You will not get to see that as long as progressives and /or Democrats fail to make an affirmative case for their own constitutional vision, and as long as they treat what is typically (if misleading) labeled originalism as a more legitimate approach to the law.
The Sotomayor appointment was a lost opportunity. Obama and Sotomayor started off talking about the importance of empathy, without much elaboration. This was a step in the right direction, but only a step. But they abandoned that for a silly formalism in the face of Republican attacks. Why should anyone treat progressive constitutionalism seriously when its proponents fail to treat it seriously?
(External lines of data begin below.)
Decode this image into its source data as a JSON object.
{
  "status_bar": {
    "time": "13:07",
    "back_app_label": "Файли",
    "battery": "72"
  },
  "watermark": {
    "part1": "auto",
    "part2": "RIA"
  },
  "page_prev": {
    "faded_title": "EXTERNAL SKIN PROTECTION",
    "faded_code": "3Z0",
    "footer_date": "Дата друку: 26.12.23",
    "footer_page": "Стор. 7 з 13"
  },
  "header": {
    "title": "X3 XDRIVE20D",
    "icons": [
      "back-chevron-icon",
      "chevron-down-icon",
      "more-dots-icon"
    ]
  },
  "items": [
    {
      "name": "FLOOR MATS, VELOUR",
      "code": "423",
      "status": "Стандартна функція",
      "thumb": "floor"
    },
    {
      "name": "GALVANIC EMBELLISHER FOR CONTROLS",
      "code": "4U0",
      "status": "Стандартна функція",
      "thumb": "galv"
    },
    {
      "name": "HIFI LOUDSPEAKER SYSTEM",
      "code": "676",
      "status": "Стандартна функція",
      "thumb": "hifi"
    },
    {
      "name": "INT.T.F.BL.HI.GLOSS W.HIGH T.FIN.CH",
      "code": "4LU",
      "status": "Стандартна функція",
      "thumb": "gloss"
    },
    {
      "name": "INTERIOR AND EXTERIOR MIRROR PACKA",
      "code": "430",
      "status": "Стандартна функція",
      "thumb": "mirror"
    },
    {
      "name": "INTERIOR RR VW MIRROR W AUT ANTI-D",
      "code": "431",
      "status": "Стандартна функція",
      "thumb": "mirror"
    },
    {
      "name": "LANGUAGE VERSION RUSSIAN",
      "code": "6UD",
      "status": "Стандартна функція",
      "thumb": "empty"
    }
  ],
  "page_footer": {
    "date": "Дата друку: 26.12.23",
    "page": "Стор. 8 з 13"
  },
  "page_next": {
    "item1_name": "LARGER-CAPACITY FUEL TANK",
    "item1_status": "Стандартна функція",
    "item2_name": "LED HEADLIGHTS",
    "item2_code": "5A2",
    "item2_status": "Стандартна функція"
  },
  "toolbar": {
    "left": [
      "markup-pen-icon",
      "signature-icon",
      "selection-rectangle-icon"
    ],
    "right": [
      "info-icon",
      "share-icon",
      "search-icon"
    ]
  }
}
The great power of originalism is not that it is coherent, consistent with legal traditions or reflective of popular opinion. It is none of those things. Its power is in the self-confidence it has given conservatives as they sought radical change in the law. As long as they have that confidence and we do not, they will not be answering to anyone.
Well said.
The righteous vision you refer to needs seeding — by us, as you are doing in this comment. It will be easier for progressive leadership to speak the vision if it’s already been spoken by us.
Well said!
Indeed, for us to speak that vision, the first step is to acknowledge that it is our role to do so – that law and the Constitution and our political system are here to serve human needs and concerns, that they are a product of politics (which is not the same as saying that they are politics.)
As James Madison said:
The second step is to actually do it.
A new book (I’m thinking I’ll go into next week) that speaks to what can be done is Anna L. Peterson’s Everyday Ethics and Social Change.
Excellent – I am looking forward to that.
Perhaps the first step is mockery of rationality.
Now, I don’t mean actual rationality. I mean the public conception of rationality, which has more to do with Spock than with common sense. The rationality of the Enlightenment, which proclaims that it alone is Truth and that it is a new, important thing on this planet that no one ever had until white people came up with it. This is patently false, science, reason, and rationality have been employed sicne Egypt was building the freaking pyramids, but it is an untruth that has stuck in the public’s mind.
And this untruth denies compassion.
Most liberal politics revolve around compassion. Unlike conservative politics, which tend to revolve around money, liberals wonder, quite literally, where the love is. The words used to demean liberalism include things like “hippy”, “they’d get us all killed by the other guy” (insert appropriate other guy- Communists, Terrorists, some other ist-, and “lazy”. Words reflecting a lack of hard-edged rationality.
We have to break this in half. Teach people that being loving and good can be its own rationality. We have to take it back. It’s eaten our religions to the point that Christianity is some weird parody of itself, it’s eaten our institutions to the point that freedom is a buzzword denoting illegal capture and torture, and its eating our culture. People are screwed up these days. Easy to be that way when everything you feel is supposed to be wrong and only the hardest part of yourself is right.
That’ll be step one, two, three, and four all together. Once that’s done, everything else will follow.
We need new words. A new vocabulary. Give the vocabulary of love new words- people, God bless them, aren’t really smart on average, so if you say old things in a new way, they’ll think it’s new. It could be a start…
That is the first task, and it’s an unending one
“In fact the American Enlightenment concept of democracy, indiviuality and progress toward social justice that was offered to us by the Founding Fathers is the most revolutionary construct ever put forth in history.”
–
That’s a joke right? No one really believes that.
You have a point. My faith does refer to it as the Great Commission, after all.